← Back to context

Comment by riskable

1 day ago

...and "the fix" that companies usually resort to is "use it or lose it" policies (e.g. you lose your role/permission after 30 days of non-use). So if you only do deployments for any given thing like twice a year, you end up having to submit a permissions request every single time.

No big deal, right? Until something breaks in production and now you have to wait for multiple approvals before you can even begin to troubleshoot. "I guess it'll have to stay down until tomorrow."

The way systems like this usually get implemented is there's an approval chain: First, your boss must approve the request and then the owner of the resource. Except that's only the most basic case. For production systems, you'll often have a much more complicated approval chain where your boss is just one of many individuals that need to approve such requests.

The end result is a (compounding) inefficiency that slows down everything.

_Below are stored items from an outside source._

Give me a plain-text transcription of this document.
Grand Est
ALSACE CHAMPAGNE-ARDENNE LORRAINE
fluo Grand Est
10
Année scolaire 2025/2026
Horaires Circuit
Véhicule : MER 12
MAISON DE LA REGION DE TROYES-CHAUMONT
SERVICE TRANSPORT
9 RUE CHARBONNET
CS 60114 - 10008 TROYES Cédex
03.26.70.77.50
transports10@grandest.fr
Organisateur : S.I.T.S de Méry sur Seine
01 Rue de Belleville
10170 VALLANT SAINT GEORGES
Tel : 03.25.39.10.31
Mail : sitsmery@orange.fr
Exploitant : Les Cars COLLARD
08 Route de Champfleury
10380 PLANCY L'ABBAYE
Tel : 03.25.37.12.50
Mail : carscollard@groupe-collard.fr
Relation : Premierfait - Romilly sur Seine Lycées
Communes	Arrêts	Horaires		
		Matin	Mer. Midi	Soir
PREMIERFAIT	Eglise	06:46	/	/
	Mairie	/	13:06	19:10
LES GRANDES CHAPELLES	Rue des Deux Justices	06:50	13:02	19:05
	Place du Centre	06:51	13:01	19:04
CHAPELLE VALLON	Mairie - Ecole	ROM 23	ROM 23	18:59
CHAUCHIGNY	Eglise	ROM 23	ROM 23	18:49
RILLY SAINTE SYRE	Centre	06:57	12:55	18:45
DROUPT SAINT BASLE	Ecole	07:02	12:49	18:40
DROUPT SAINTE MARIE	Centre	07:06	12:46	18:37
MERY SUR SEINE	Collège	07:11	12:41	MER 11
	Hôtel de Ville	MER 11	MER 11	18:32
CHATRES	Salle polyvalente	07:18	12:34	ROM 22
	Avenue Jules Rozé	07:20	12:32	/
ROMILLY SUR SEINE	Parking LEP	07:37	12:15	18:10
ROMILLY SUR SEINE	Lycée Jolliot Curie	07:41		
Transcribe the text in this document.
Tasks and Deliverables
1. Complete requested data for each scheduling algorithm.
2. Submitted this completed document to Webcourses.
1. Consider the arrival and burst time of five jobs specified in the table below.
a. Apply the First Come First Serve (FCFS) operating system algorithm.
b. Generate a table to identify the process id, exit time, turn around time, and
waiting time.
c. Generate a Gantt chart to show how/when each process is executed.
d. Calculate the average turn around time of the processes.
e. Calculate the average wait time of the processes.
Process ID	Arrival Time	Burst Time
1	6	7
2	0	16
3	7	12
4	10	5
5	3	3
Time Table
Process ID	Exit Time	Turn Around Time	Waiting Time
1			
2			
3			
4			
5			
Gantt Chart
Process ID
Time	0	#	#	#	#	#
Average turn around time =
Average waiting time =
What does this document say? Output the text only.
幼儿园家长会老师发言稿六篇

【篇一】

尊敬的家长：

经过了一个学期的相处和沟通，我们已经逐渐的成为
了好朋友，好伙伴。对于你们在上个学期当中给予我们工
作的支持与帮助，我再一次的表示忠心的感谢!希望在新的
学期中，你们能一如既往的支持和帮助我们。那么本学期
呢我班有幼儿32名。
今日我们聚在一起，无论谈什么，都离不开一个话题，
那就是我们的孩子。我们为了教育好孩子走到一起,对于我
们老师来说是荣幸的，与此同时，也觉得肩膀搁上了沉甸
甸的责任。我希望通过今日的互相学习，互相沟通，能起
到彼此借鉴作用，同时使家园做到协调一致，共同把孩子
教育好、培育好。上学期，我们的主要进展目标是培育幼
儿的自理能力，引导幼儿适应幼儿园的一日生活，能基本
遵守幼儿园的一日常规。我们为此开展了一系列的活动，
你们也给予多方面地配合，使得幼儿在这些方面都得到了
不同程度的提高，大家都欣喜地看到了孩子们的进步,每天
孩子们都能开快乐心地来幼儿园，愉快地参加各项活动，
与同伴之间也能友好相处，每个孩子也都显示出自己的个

Then there's AI: Management wants to automate as much as possible—which is a fine thing and entirely doable!—except you have this system where making changes requires approvals at many steps. So you actually can't "automate all the things" because the policy prevents it.

To add to that, the roles also need to be identified.

When some obscure thing breaks you either need to go on a quest to understand which are all the roles involved in fixing it, or send a much vaguer "let me do X and Y" request to the approval chain and have them figure it out on their end.

And as the approval agents aren't the ones fixing the issue, it's a back and forth of "can you do X?" "no, I'm locked at Y" "ok. then how about now ?"

Overprovisioning at least some key people is a fatality.